The interesting bits happen when we can’t find anything at all. In that case, we ask RavenDB to find us results that might be the things that the user is looking for. It does that by running a string distance algorithm over the data in the database already and providing us with a list of suggestions about what the user might have meant.

We take it one step further. If there is just one suggestion, we assume that this is what the user meant, and just return the results for that value. If there is more than that, we sent an empty result set to the client along with a list of alternatives that they can suggest to the user.

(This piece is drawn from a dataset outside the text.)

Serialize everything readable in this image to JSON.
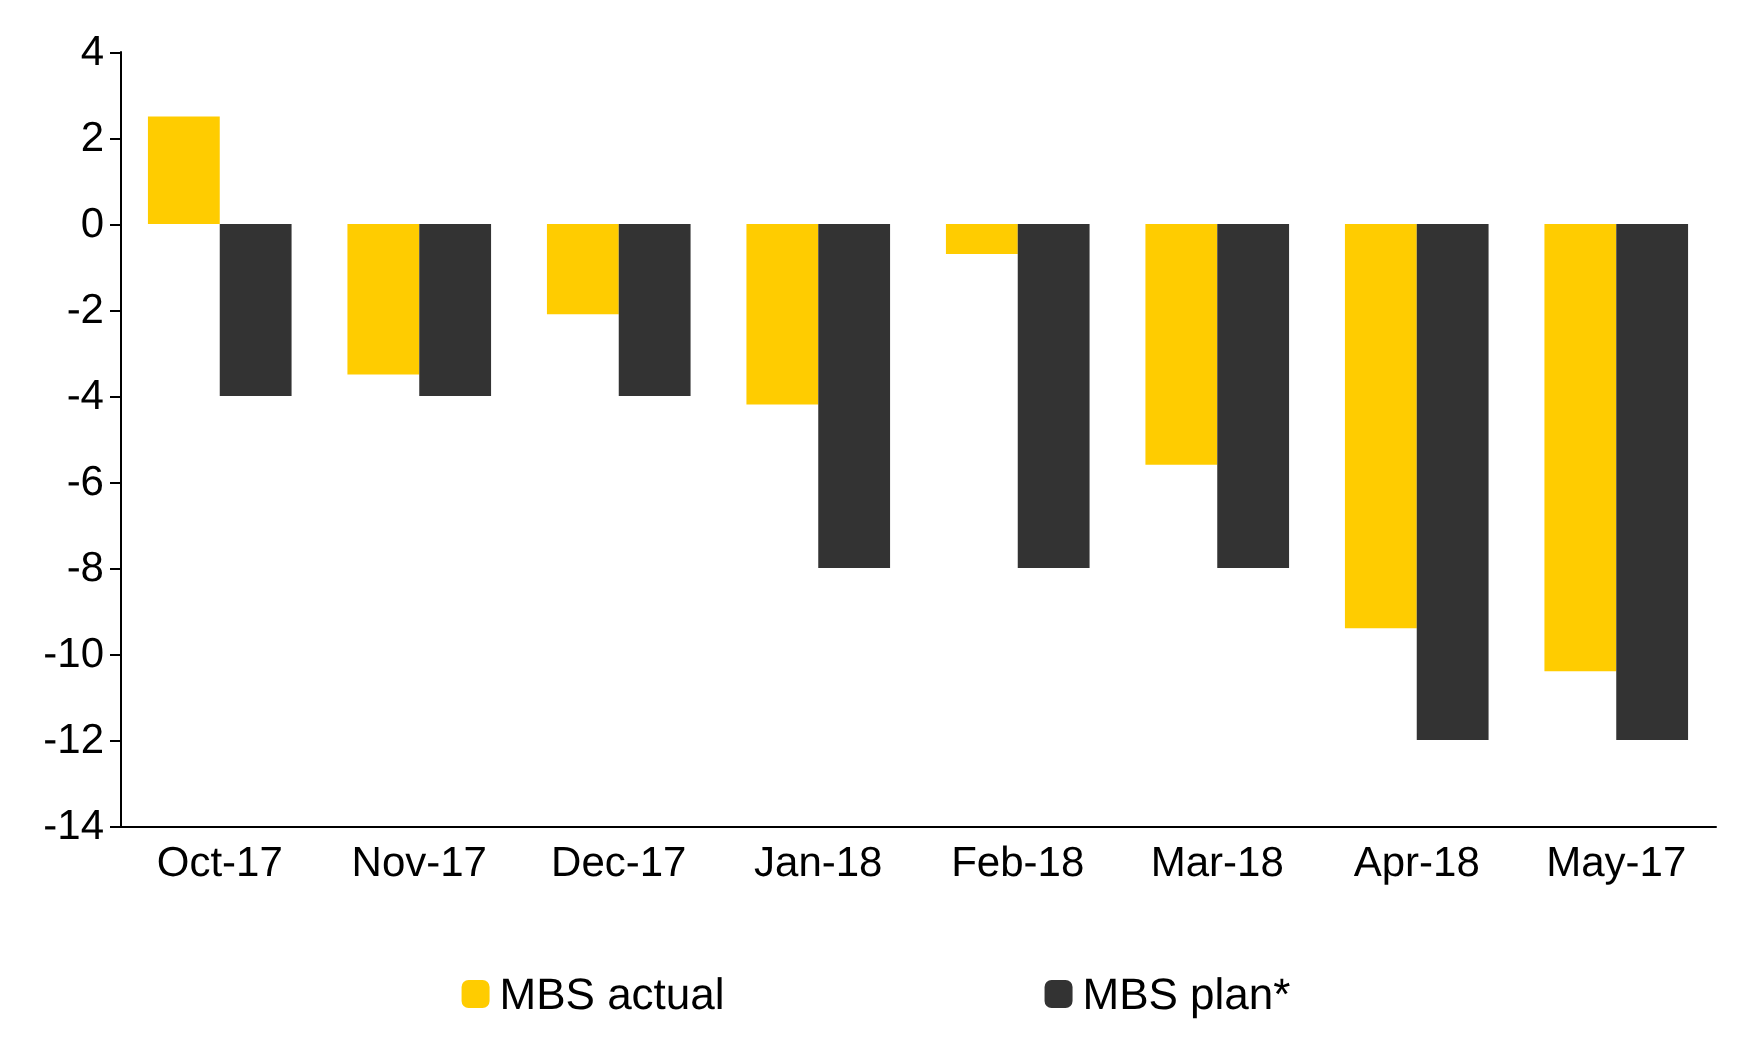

From here, the actual task of getting the designs for this architect becomes as simple as:

image

And it turns out that when you think about it right, searching is simple.

Comments

peter
03/23/2012 01:59 PM by
peter

When you say "It does that by running a string distance algorithm" do you mean you already have this capability implemented in RavenDB? Is it something like this one (what we ended up using inhouse):

https://github.com/lorenzo-stoakes/spell-correct

His implementation discussed here: http://www.codegrunt.co.uk/2010/11/02/C-Sharp-Norvig-Spelling-Corrector.html

Ayende Rahien
03/23/2012 02:00 PM by
Ayende Rahien

Peter, That is done inside RavenDB, yes.

Jason Meckley
03/23/2012 02:07 PM by
Jason Meckley

"And it turns out that when you think about it right, searching is simple." A large portion of this is because RavenDB does all the heavy lifting for us. All we need to do is map the results from RavenDB to our view model. Zero Friction FTW!

Chris
03/23/2012 02:44 PM by
Chris

I think there is a typo in the code second code sample. I'm not sure what "Results = new NameAndId[0]" is.

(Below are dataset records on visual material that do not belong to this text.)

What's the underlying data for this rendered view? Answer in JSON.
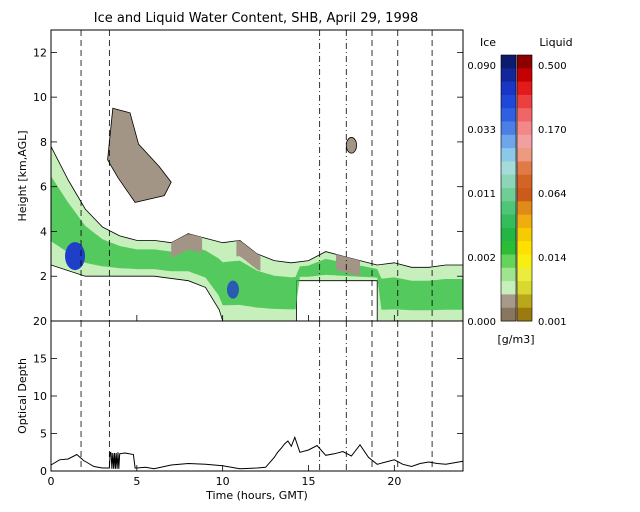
{
  "chart_data": [
    {
      "type": "heatmap",
      "title": "Ice and Liquid Water Content, SHB, April 29, 1998",
      "ylabel": "Height [km,AGL]",
      "xlim": [
        0,
        24
      ],
      "ylim": [
        0,
        13
      ],
      "yticks": [
        "2",
        "4",
        "6",
        "8",
        "10",
        "12"
      ],
      "vertical_markers": {
        "dashed": [
          1.75,
          3.4,
          18.7,
          20.2,
          22.2
        ],
        "dash_dot": [
          15.65,
          17.2
        ]
      },
      "cloud_top_km": [
        [
          0,
          7.8
        ],
        [
          1,
          6.3
        ],
        [
          2,
          5.0
        ],
        [
          3,
          4.2
        ],
        [
          4,
          3.8
        ],
        [
          5,
          3.6
        ],
        [
          6,
          3.6
        ],
        [
          7,
          3.5
        ],
        [
          8,
          3.9
        ],
        [
          9,
          3.7
        ],
        [
          10,
          3.5
        ],
        [
          11,
          3.6
        ],
        [
          12,
          3.0
        ],
        [
          13,
          2.7
        ],
        [
          14,
          2.6
        ],
        [
          15,
          2.7
        ],
        [
          16,
          3.1
        ],
        [
          17,
          2.9
        ],
        [
          18,
          2.7
        ],
        [
          19,
          2.5
        ],
        [
          20,
          2.6
        ],
        [
          21,
          2.4
        ],
        [
          22,
          2.4
        ],
        [
          23,
          2.5
        ],
        [
          24,
          2.5
        ]
      ],
      "cloud_base_km": [
        [
          0,
          2.5
        ],
        [
          2,
          2.0
        ],
        [
          4,
          2.0
        ],
        [
          6,
          2.0
        ],
        [
          8,
          1.8
        ],
        [
          9,
          1.5
        ],
        [
          9.8,
          0.5
        ],
        [
          10,
          0.0
        ],
        [
          14.3,
          0.0
        ],
        [
          14.3,
          1.8
        ],
        [
          19.0,
          1.8
        ],
        [
          19.0,
          0.0
        ],
        [
          24,
          0.0
        ]
      ],
      "upper_cloud": {
        "x": [
          3.3,
          7.0
        ],
        "top_km": 9.5,
        "base_km": 5.0
      },
      "small_cloud": {
        "x": [
          17.2,
          17.8
        ],
        "top_km": 8.2,
        "base_km": 7.5
      }
    },
    {
      "type": "line",
      "ylabel": "Optical Depth",
      "xlabel": "Time (hours, GMT)",
      "xlim": [
        0,
        24
      ],
      "ylim": [
        0,
        20
      ],
      "xticks": [
        "0",
        "5",
        "10",
        "15",
        "20"
      ],
      "yticks": [
        "0",
        "5",
        "10",
        "15",
        "20"
      ],
      "series": [
        {
          "x": [
            0,
            0.5,
            1,
            1.5,
            1.9,
            2.2,
            2.5,
            3,
            3.4,
            3.45,
            3.5,
            3.55,
            3.6,
            3.65,
            3.7,
            3.75,
            3.8,
            3.85,
            3.9,
            3.95,
            4,
            4.3,
            4.8,
            4.9,
            5,
            5.5,
            6,
            7,
            8,
            9,
            10,
            11,
            12,
            12.5,
            13,
            13.2,
            13.4,
            13.6,
            13.8,
            14,
            14.2,
            14.5,
            15,
            15.5,
            16,
            16.5,
            17,
            17.5,
            18,
            18.5,
            19,
            19.5,
            20,
            20.5,
            21,
            21.5,
            22,
            22.5,
            23,
            23.5,
            24
          ],
          "values": [
            0.8,
            1.5,
            1.6,
            2.2,
            1.4,
            1.0,
            0.6,
            0.4,
            0.4,
            2.5,
            2.4,
            0.3,
            2.4,
            0.3,
            2.4,
            0.3,
            2.4,
            0.3,
            2.5,
            0.3,
            2.3,
            2.4,
            2.2,
            0.4,
            0.4,
            0.5,
            0.3,
            0.8,
            1.0,
            0.9,
            0.7,
            0.3,
            0.4,
            0.5,
            1.8,
            2.5,
            3.0,
            3.6,
            4.0,
            3.3,
            4.5,
            2.5,
            2.8,
            3.4,
            2.1,
            2.3,
            2.6,
            2.0,
            3.5,
            1.8,
            0.9,
            1.2,
            1.5,
            0.9,
            0.6,
            1.0,
            1.2,
            1.0,
            0.9,
            1.1,
            1.3
          ]
        }
      ]
    }
  ],
  "xticks_bottom": [
    "0",
    "5",
    "10",
    "15",
    "20"
  ],
  "colorbar": {
    "ice_label": "Ice",
    "liquid_label": "Liquid",
    "unit_label": "[g/m3]",
    "ice_ticks": [
      "0.090",
      "0.033",
      "0.011",
      "0.002",
      "0.000"
    ],
    "liquid_ticks": [
      "0.500",
      "0.170",
      "0.064",
      "0.014",
      "0.001"
    ],
    "ice_colors": [
      "#0d1a6e",
      "#12259a",
      "#1835c4",
      "#1f48d8",
      "#2f60e0",
      "#4b7fe6",
      "#6fa6ea",
      "#8bc8ea",
      "#a3dcd8",
      "#8dd5b8",
      "#6fcd96",
      "#4fc57a",
      "#35bd5c",
      "#25b545",
      "#2bbd35",
      "#66d45a",
      "#9fe58f",
      "#c6efbb",
      "#a89a8a",
      "#8a7560"
    ],
    "liquid_colors": [
      "#8c0000",
      "#c40000",
      "#e31a1a",
      "#ec4040",
      "#f06666",
      "#f38888",
      "#f0a0a0",
      "#ee9a80",
      "#e07a48",
      "#d46425",
      "#cc5a1a",
      "#e08a18",
      "#f0ad10",
      "#f6cc00",
      "#ffe000",
      "#f8ef10",
      "#ecec3c",
      "#d8d830",
      "#bba81a",
      "#9c7a10"
    ]
  },
  "colors": {
    "ice_low": "#c6efbb",
    "ice_mid": "#2ebd3f",
    "ice_high": "#1f3fc8",
    "gray_cloud": "#a39585"
  }
}
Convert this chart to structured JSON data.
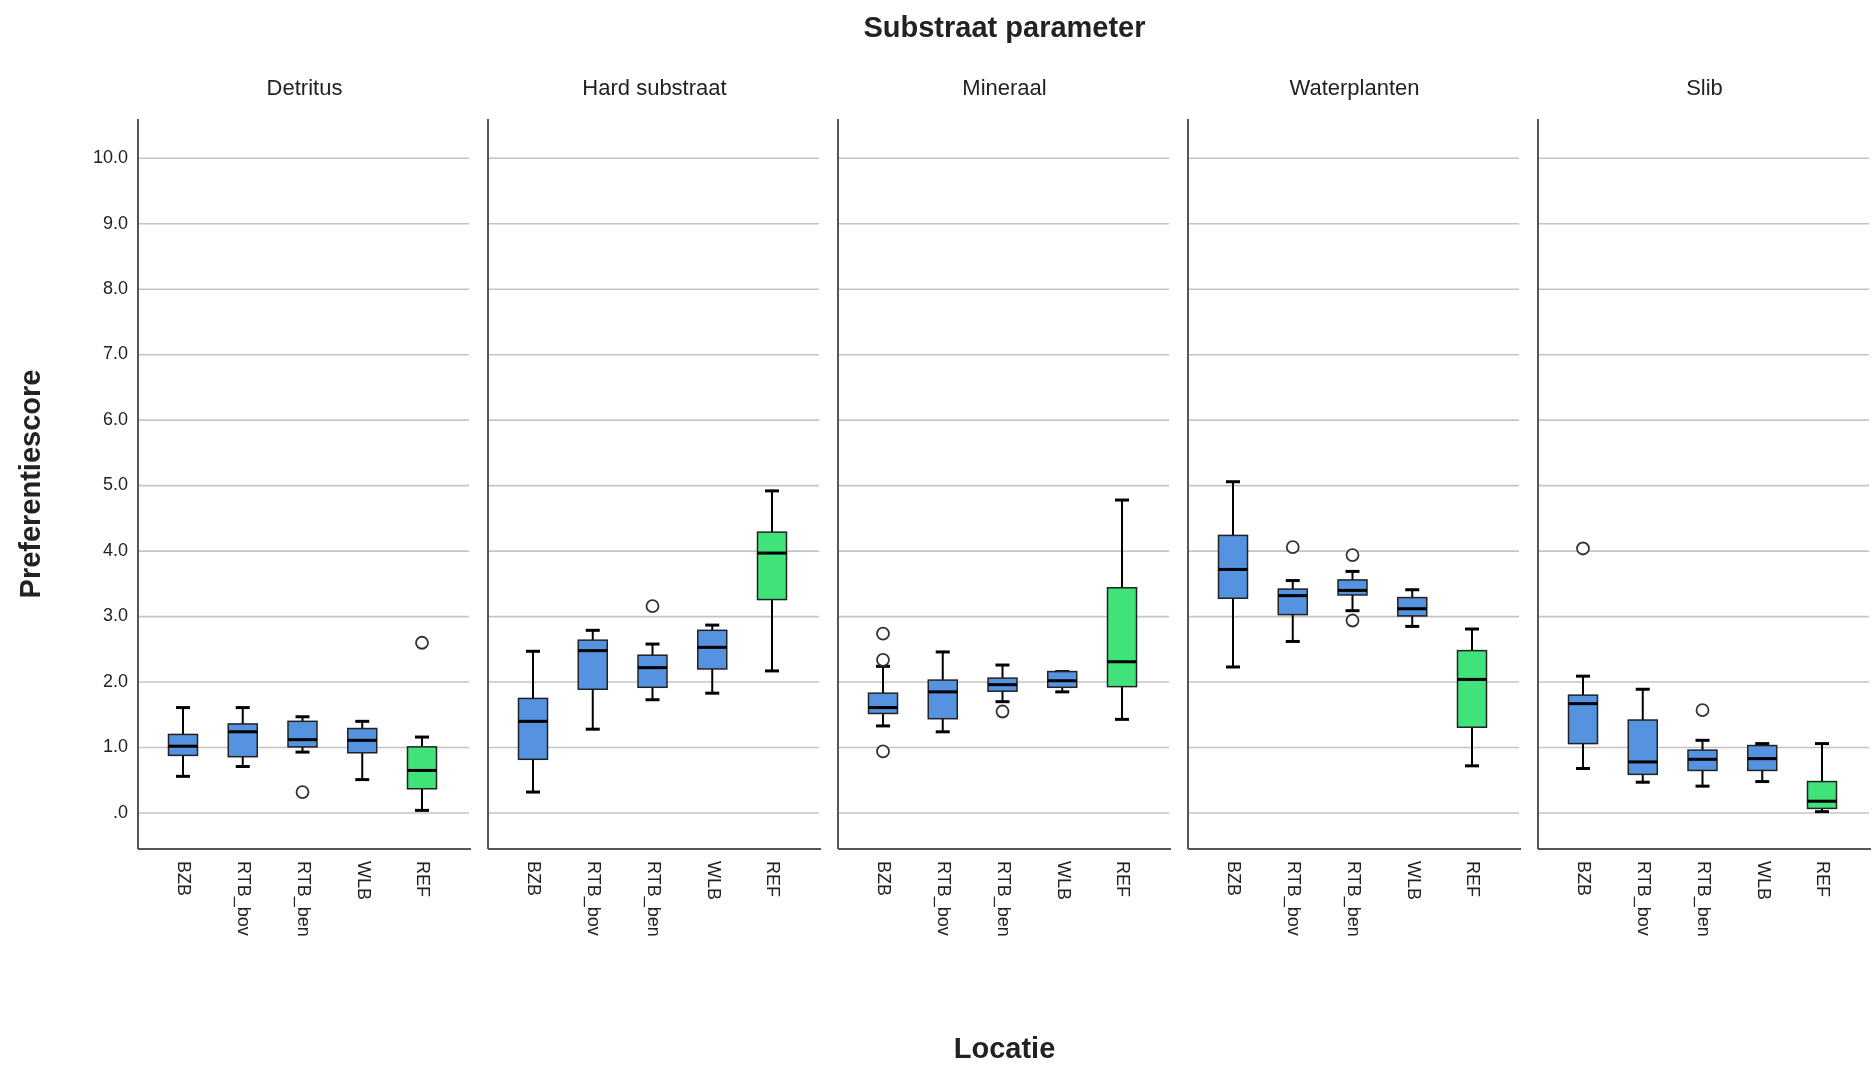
{
  "chart_data": [
    {
      "type": "box",
      "title": "Detritus",
      "ylabel": "Preferentiescore",
      "categories": [
        "BZB",
        "RTB_bov",
        "RTB_ben",
        "WLB",
        "REF"
      ],
      "colors": [
        "#5592e0",
        "#5592e0",
        "#5592e0",
        "#5592e0",
        "#40e27a"
      ],
      "grid": "y",
      "ylim": [
        -0.55,
        10.6
      ],
      "yticks": [
        {
          "value": 0,
          "label": ".0"
        },
        {
          "value": 1,
          "label": "1.0"
        },
        {
          "value": 2,
          "label": "2.0"
        },
        {
          "value": 3,
          "label": "3.0"
        },
        {
          "value": 4,
          "label": "4.0"
        },
        {
          "value": 5,
          "label": "5.0"
        },
        {
          "value": 6,
          "label": "6.0"
        },
        {
          "value": 7,
          "label": "7.0"
        },
        {
          "value": 8,
          "label": "8.0"
        },
        {
          "value": 9,
          "label": "9.0"
        },
        {
          "value": 10,
          "label": "10.0"
        }
      ],
      "boxes": [
        {
          "low": 0.56,
          "q1": 0.88,
          "median": 1.02,
          "q3": 1.2,
          "high": 1.61
        },
        {
          "low": 0.71,
          "q1": 0.86,
          "median": 1.24,
          "q3": 1.36,
          "high": 1.61
        },
        {
          "low": 0.93,
          "q1": 1.01,
          "median": 1.12,
          "q3": 1.4,
          "high": 1.47,
          "outliers": [
            0.32
          ]
        },
        {
          "low": 0.51,
          "q1": 0.92,
          "median": 1.11,
          "q3": 1.29,
          "high": 1.4
        },
        {
          "low": 0.04,
          "q1": 0.37,
          "median": 0.65,
          "q3": 1.01,
          "high": 1.16,
          "outliers": [
            2.6
          ]
        }
      ]
    },
    {
      "type": "box",
      "title": "Hard substraat",
      "categories": [
        "BZB",
        "RTB_bov",
        "RTB_ben",
        "WLB",
        "REF"
      ],
      "colors": [
        "#5592e0",
        "#5592e0",
        "#5592e0",
        "#5592e0",
        "#40e27a"
      ],
      "grid": "y",
      "tick_labels": "x",
      "ylim": [
        -0.55,
        10.6
      ],
      "yticks": [
        0,
        1,
        2,
        3,
        4,
        5,
        6,
        7,
        8,
        9,
        10
      ],
      "boxes": [
        {
          "low": 0.32,
          "q1": 0.82,
          "median": 1.4,
          "q3": 1.75,
          "high": 2.47
        },
        {
          "low": 1.28,
          "q1": 1.89,
          "median": 2.48,
          "q3": 2.64,
          "high": 2.79
        },
        {
          "low": 1.73,
          "q1": 1.92,
          "median": 2.22,
          "q3": 2.41,
          "high": 2.58,
          "outliers": [
            3.16
          ]
        },
        {
          "low": 1.83,
          "q1": 2.2,
          "median": 2.53,
          "q3": 2.79,
          "high": 2.87
        },
        {
          "low": 2.17,
          "q1": 3.26,
          "median": 3.97,
          "q3": 4.29,
          "high": 4.92
        }
      ]
    },
    {
      "type": "box",
      "title": "Mineraal",
      "xlabel": "Locatie",
      "annotations": [
        "Substraat parameter"
      ],
      "categories": [
        "BZB",
        "RTB_bov",
        "RTB_ben",
        "WLB",
        "REF"
      ],
      "colors": [
        "#5592e0",
        "#5592e0",
        "#5592e0",
        "#5592e0",
        "#40e27a"
      ],
      "grid": "y",
      "tick_labels": "x",
      "ylim": [
        -0.55,
        10.6
      ],
      "yticks": [
        0,
        1,
        2,
        3,
        4,
        5,
        6,
        7,
        8,
        9,
        10
      ],
      "boxes": [
        {
          "low": 1.33,
          "q1": 1.52,
          "median": 1.61,
          "q3": 1.83,
          "high": 2.24,
          "outliers": [
            2.74,
            2.34,
            0.94
          ]
        },
        {
          "low": 1.24,
          "q1": 1.44,
          "median": 1.85,
          "q3": 2.03,
          "high": 2.46
        },
        {
          "low": 1.7,
          "q1": 1.86,
          "median": 1.96,
          "q3": 2.06,
          "high": 2.26,
          "outliers": [
            1.55
          ]
        },
        {
          "low": 1.85,
          "q1": 1.92,
          "median": 2.02,
          "q3": 2.16,
          "high": 2.16
        },
        {
          "low": 1.43,
          "q1": 1.93,
          "median": 2.31,
          "q3": 3.44,
          "high": 4.78
        }
      ]
    },
    {
      "type": "box",
      "title": "Waterplanten",
      "categories": [
        "BZB",
        "RTB_bov",
        "RTB_ben",
        "WLB",
        "REF"
      ],
      "colors": [
        "#5592e0",
        "#5592e0",
        "#5592e0",
        "#5592e0",
        "#40e27a"
      ],
      "grid": "y",
      "tick_labels": "x",
      "ylim": [
        -0.55,
        10.6
      ],
      "yticks": [
        0,
        1,
        2,
        3,
        4,
        5,
        6,
        7,
        8,
        9,
        10
      ],
      "boxes": [
        {
          "low": 2.23,
          "q1": 3.28,
          "median": 3.72,
          "q3": 4.24,
          "high": 5.06
        },
        {
          "low": 2.62,
          "q1": 3.03,
          "median": 3.32,
          "q3": 3.42,
          "high": 3.55,
          "outliers": [
            4.06
          ]
        },
        {
          "low": 3.09,
          "q1": 3.33,
          "median": 3.4,
          "q3": 3.56,
          "high": 3.69,
          "outliers": [
            3.94,
            2.94
          ]
        },
        {
          "low": 2.85,
          "q1": 3.01,
          "median": 3.12,
          "q3": 3.29,
          "high": 3.41
        },
        {
          "low": 0.72,
          "q1": 1.31,
          "median": 2.04,
          "q3": 2.48,
          "high": 2.81
        }
      ]
    },
    {
      "type": "box",
      "title": "Slib",
      "categories": [
        "BZB",
        "RTB_bov",
        "RTB_ben",
        "WLB",
        "REF"
      ],
      "colors": [
        "#5592e0",
        "#5592e0",
        "#5592e0",
        "#5592e0",
        "#40e27a"
      ],
      "grid": "y",
      "tick_labels": "x",
      "ylim": [
        -0.55,
        10.6
      ],
      "yticks": [
        0,
        1,
        2,
        3,
        4,
        5,
        6,
        7,
        8,
        9,
        10
      ],
      "boxes": [
        {
          "low": 0.68,
          "q1": 1.06,
          "median": 1.67,
          "q3": 1.8,
          "high": 2.09,
          "outliers": [
            4.04
          ]
        },
        {
          "low": 0.47,
          "q1": 0.59,
          "median": 0.78,
          "q3": 1.42,
          "high": 1.89
        },
        {
          "low": 0.41,
          "q1": 0.65,
          "median": 0.82,
          "q3": 0.96,
          "high": 1.11,
          "outliers": [
            1.57
          ]
        },
        {
          "low": 0.48,
          "q1": 0.65,
          "median": 0.83,
          "q3": 1.03,
          "high": 1.06
        },
        {
          "low": 0.02,
          "q1": 0.07,
          "median": 0.18,
          "q3": 0.48,
          "high": 1.06
        }
      ]
    }
  ]
}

Please forgive me if I am being dense, but why is it necessary to specify both the query type and the result type in Session.Query<ArchitectsSearch.Result, ArchitectsSearch>? It seems that ArchitectsSearch.Result could be inferred since ArchitectsSearch is declared to be AbstractIndexCreationTask<Architect, ArchitectsSearch.Result>. Is it possible for Session.Query to be called as Session.Query<SomethingThatIsNot_ArchitectsSearch.Result, ArchitectsSearch>?

Ayende Rahien
03/23/2012 02:58 PM by
Ayende Rahien

Chris, Results = new NameAndId[0] -- Create a new empty array of NameAndId

The reason that we have two generic params is that it is NOT possible for us to infer the first parameter from the second, and yes, there are reasons why you would have different values there.

peter
03/23/2012 03:02 PM by
peter

I see, you are using lucene SpellChecker. Can I assume it is using statistics from the indexed ravendb documents to determine order of suggested terms?

Ayende Rahien
03/23/2012 03:03 PM by
Ayende Rahien

Peter, Yes, that is part of that.

Karep
03/23/2012 07:44 PM by
Karep

I'd refactor that code. I don't like the return at the end of ArchitectsByName. If there are result return immedately. Guard condition.

Phillip
03/23/2012 11:57 PM by
Phillip

I don't like the name of the action when it can be searched by id as well as name... nit-picking tho.

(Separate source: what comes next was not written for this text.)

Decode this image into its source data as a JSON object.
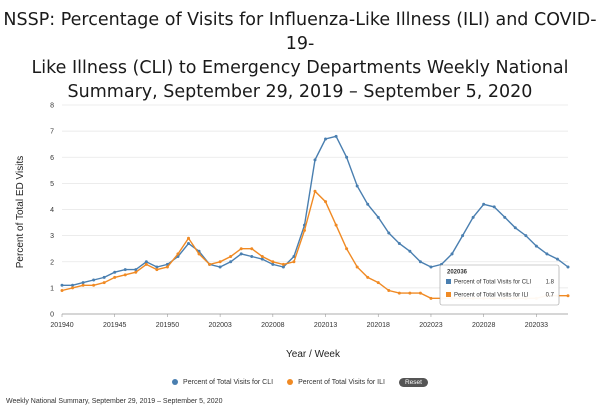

I've written something similar for my project, this stuff took way too long to do with a relational database, it really is frictionless.

Paulo
03/24/2012 01:33 PM by
Paulo

Sorry for the side question but... these screen caps aren't from Visual Studio IDE, are they?

Bill
03/24/2012 05:22 PM by
Bill

@Paulo, that looks like Sublime Text 2 - http://www.sublimetext.com/2

Paulo
03/24/2012 06:08 PM by
Paulo

@Bill, thank you! I'll take a look at it!

Martin Doms
03/24/2012 09:05 PM by
Martin Doms

Is that q.Suggest() method provided by RavenDB, or is that an extension method that the application developer would implement? Is it the "string distance algorithm" you mentioned?

Vitaliy
03/24/2012 09:51 PM by
Vitaliy

I may be missing the whole idea of the post, but what should be the solution if the label was "diagrams for architects"?

Ofer
03/26/2012 07:00 AM by
Ofer

Two typo corrections:

  1. Change "descried" to "described"
  2. Change "archiect" to "architect" (in the balsamiq GIF)
Comments have been closed on this topic.